I believe that every reptilian friends in life must have encountered writing half a day to write out the reptilian, finally not easy to run, the result is slow, anyway, I have encountered. Now is the era of big data, the light will write crawler is not competitive, so learn to optimize the crawler code, optimize the crawler robustness or crawl speed and so on, these can improve their competitiveness.

This article crawler to Qiushi Encyclopedia as an example, to ordinary crawler and multithreaded crawler == running time ==, I believe that we can appreciate the powerful of multithreading!!

1. Common reptile

import requests
from lxml import etree
import time
import sys

headers = {
    "User-Agent": "Mozilla / 5.0 (Macintosh; Intel Mac OS X 10_13_6) AppleWebKit/537.36 (KHTML, like Gecko) Chrome/86.0.4240.193 Safari/537.36"

# crawl
def Crawl(response) :
    e = etree.HTML(response.text)
   # select class by class value
    span_text = e.xpath("//div[@class='content']/span[1]")
    with open("duanzi.txt"."a", encoding="utf-8") as f:
        for span in span_text:
            info = span.xpath("string(.) ")

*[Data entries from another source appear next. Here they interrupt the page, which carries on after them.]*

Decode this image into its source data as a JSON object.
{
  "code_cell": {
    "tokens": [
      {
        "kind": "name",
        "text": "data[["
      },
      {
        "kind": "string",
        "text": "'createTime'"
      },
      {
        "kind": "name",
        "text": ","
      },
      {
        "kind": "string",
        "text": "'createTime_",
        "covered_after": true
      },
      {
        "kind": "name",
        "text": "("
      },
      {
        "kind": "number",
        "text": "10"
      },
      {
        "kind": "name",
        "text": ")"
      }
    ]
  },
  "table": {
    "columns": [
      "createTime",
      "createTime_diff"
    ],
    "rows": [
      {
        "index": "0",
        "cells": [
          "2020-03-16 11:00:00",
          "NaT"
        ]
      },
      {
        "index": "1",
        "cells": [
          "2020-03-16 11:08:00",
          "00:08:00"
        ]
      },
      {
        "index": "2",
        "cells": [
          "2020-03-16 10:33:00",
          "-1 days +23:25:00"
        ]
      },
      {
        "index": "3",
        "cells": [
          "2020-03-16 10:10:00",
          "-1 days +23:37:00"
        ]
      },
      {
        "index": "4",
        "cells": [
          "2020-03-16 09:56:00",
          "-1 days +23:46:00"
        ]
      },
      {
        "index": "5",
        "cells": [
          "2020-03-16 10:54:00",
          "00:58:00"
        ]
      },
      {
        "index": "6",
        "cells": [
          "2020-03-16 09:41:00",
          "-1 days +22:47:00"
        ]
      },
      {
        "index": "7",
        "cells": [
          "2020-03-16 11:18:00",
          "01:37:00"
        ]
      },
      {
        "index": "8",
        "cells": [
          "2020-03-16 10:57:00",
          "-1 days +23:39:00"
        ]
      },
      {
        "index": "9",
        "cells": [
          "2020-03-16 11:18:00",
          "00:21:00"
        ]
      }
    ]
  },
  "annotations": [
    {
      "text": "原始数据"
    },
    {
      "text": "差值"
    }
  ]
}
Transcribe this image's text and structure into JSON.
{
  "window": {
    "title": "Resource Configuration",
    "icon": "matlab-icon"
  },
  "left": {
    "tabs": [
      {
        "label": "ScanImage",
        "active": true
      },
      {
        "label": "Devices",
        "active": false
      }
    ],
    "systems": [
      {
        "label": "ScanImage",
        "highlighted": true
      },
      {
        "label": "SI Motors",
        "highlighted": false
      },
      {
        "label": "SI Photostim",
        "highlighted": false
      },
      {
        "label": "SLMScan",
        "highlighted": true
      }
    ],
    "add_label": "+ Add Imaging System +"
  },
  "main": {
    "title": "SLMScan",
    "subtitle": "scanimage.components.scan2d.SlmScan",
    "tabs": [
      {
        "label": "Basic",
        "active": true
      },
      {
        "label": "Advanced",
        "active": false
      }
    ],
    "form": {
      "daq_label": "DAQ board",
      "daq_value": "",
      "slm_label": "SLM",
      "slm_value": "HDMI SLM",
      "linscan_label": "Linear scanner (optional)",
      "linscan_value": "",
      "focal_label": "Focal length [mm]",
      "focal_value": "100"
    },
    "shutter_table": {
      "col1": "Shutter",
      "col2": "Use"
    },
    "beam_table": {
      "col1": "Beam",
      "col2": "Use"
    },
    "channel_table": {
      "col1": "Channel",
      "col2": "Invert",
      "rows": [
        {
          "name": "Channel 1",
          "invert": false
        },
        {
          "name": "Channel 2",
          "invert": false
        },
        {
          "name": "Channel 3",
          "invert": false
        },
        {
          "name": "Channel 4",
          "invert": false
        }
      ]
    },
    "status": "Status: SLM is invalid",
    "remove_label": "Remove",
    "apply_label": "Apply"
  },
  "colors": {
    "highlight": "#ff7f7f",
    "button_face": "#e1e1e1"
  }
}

if __name__ == '__main__'Start = time.time() base_URL ="{}"
    for i in range(1.14) :Print the number of pages currently climbed
        print("Climbing page {}".format(i))
        new_url = base_url.format(i)
        Send a get request
        response = requests.get(new_url,headers=headers)
	Write down the end time
    end = time.time()
    Get run time by subtracting
    print(end - start)

2. Multi-threaded crawlers

import requests
from lxml import etree
First in, first out (FIFO
from queue import Queue
from threading import Thread
import time

# request header
headers = {
    "User-Agent": "Mozilla / 5.0 (Macintosh; Intel Mac OS X 10_13_6) AppleWebKit/537.36 (KHTML, like Gecko) Chrome/86.0.4240.193 Safari/537.36"

# Data acquisition
# inheritance Thread
class CrawlInfo(Thread) :
    # override init function
    def __init__(self,url_queue,html_queue) :

        self.url_queue = url_queue
        self.html_queue = html_queue

    # override the run method
    def run(self) :
        while self.url_queue.empty()== False:
            url = self.url_queue.get()
            response = requests.get(url,headers=headers)
            if response.status_code == 200:
            	Put the data into the queue

# Data parsing and saving
# inheritance Thread
class ParseInfo(Thread) :
    def __init__(self,html_queue) :
        self.html_queue = html_queue

    def run(self) :
    	Check whether the queue is empty. If it is not empty, continue traversing
        while self.html_queue.empty() == False:
        	Fetch the last data from the queue
            e = etree.HTML(self.html_queue.get())
            span_text = e.xpath("//div[@class='content']/span[1]")
            with open("duanzi.txt"."a", encoding="utf-8") as f:
                for span in span_text:
                    info = span.xpath("string(.) ")

# start
if __name__ == '__main__':
    start = time.time()
    # instantiation
    url_queue = Queue()
    html_queue = Queue()
    base_url = "{}"
    for i in range(1.14) :print("Climbing page {}".format(i))
        new_url = base_url.format(i)

    crawl_list = []
    for i in range(3):
        Crawl = CrawlInfo(url_queue,html_queue)

    for crawl in crawl_list:
    	#join() waits until the queue is empty before doing anything else

    parse_list = []
    for i in range(3):
        parse = ParseInfo(html_queue)

    for parse in parse_list:

    end = time.time()
    print(end - start)

3. Operation comparison

== Common crawler ==

Multithreaded crawler ==

There may be little partner feel this few seconds it’s not a big deal, again, is now = = = = big data era, and is prone to = = = = millions, tens of millions of data quantity, if you still can only write ordinary crawler code, then in = = degree spell without winning the = =, you even spell doesn’t win the = = = = page technology, That’s what makes it so sad!!